Malone explained that there was a difference in what Norton Branch and the cities had asked for, however. Neither city asked for additional funding for equipment. They requested additional funding for staff. He said he wasn’t opposed to looking at changing the current funding distribution model based on the number of calls answered, or leaving current funding as is and basing any extra future funding on response numbers. But, he said, he felt the fire departments needed to work together to come up with a plan they all found equitable for splitting those funds. 

Gillum told Malone he was skeptical that the different volunteer departments could reach a consensus, explaining that his experience told him each chief would be looking out for his own department rather than looking at what was best for the county as a whole. 

He said his staff was “old and stubborn” and that they felt disrespected when the county gave funds above and beyond the normal split to the two municipalities. He said the attitude among some volunteers was to quit and “let Grayson and Olive Hill handle them all” since they were receiving more funding. He said it wouldn’t matter if the county came back with “a million dollars” after the next fiscal year, if some of those men moved on by then they wouldn’t come back, and the department would lose the benefit of years of firefighting experience and technical expertise. 

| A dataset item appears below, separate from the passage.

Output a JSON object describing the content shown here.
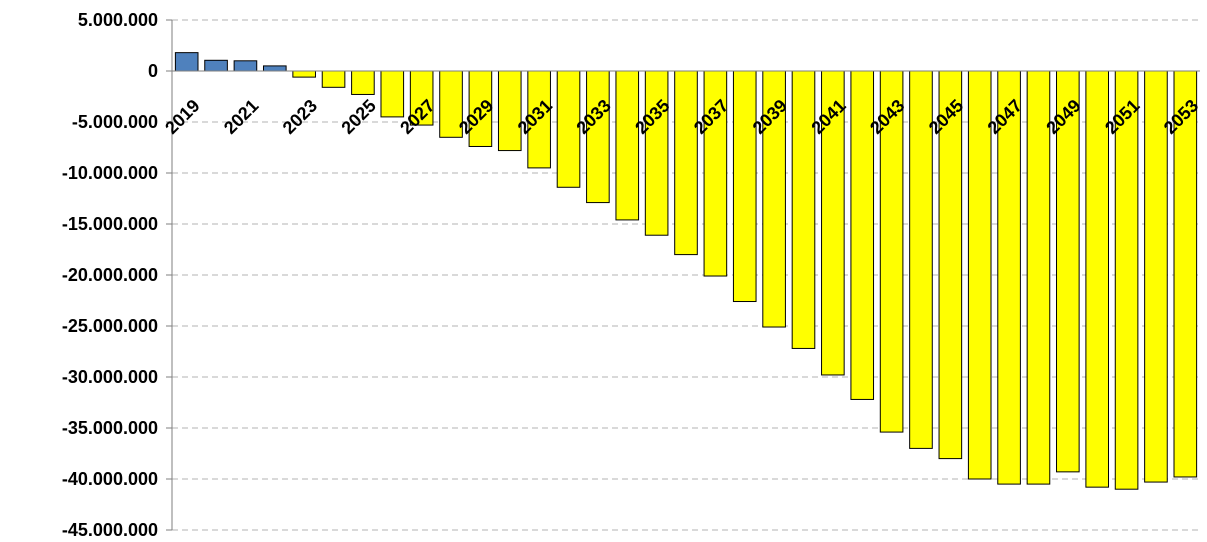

“It’s not an ego thing, but it hurts,” Gillum said, for his men to see money granted to the two cities when his staff pays out of pocket for gas and equipment. 

“Staffing is awesome, but (funding) needs to be (distributed) across the board,” Gillum told Malone. 

Malone said he wasn’t sure what the answer was, but that he was open to hearing suggestions for improving the funding split. 

“I don’t know that we can do what everyone wants us to do, but I think we can do better,” Malone said. 

In other action the court heard public comments from the property owner along Pottery Lane regarding the county’s move to keep that road in the county road system after public comments were overwhelmingly in favor of doing so. The property owner, who was not at the public hearing, said he found it unfair that the desires of those who say they use the road outweighed the concerns of the property owner whose land was split by the road. He advised the court that he would be seeking additional legal advice to force the road out of the county system and return it to private hands. 

The court also moved to begin the process of removing a portion of Sexton Lane from the county road system, and continued the process of removing portions of Pleasant Valley Drive and Horseshoe Drive from the county road system, setting those hearing for the next public meeting of fiscal court. 

The court also accepted the clerk’s quarterly report, approved the 2020 county tax settlement and unmined coal tax settlement, approved claims and transfers, accepted department reports, approved a request to lease two tri-axle trucks, a roll back truck, and a road tractor for the road department, and heard updates on 911 mapping, which is 90 percent complete. 

E911 director Joe Lambert also advised the county of a plan to offer house marker signs to homes where the mailboxes are not in front of the homes, to make it easier for first responders to locate a property. The signs would be distributed at costs. 

The court also moved to adopt their hazardous materials ordinance on second reading, and to enter into the first reading of an amendment to that ordinance. That new amendment increases the equipment and personnel costs based on increasing market values.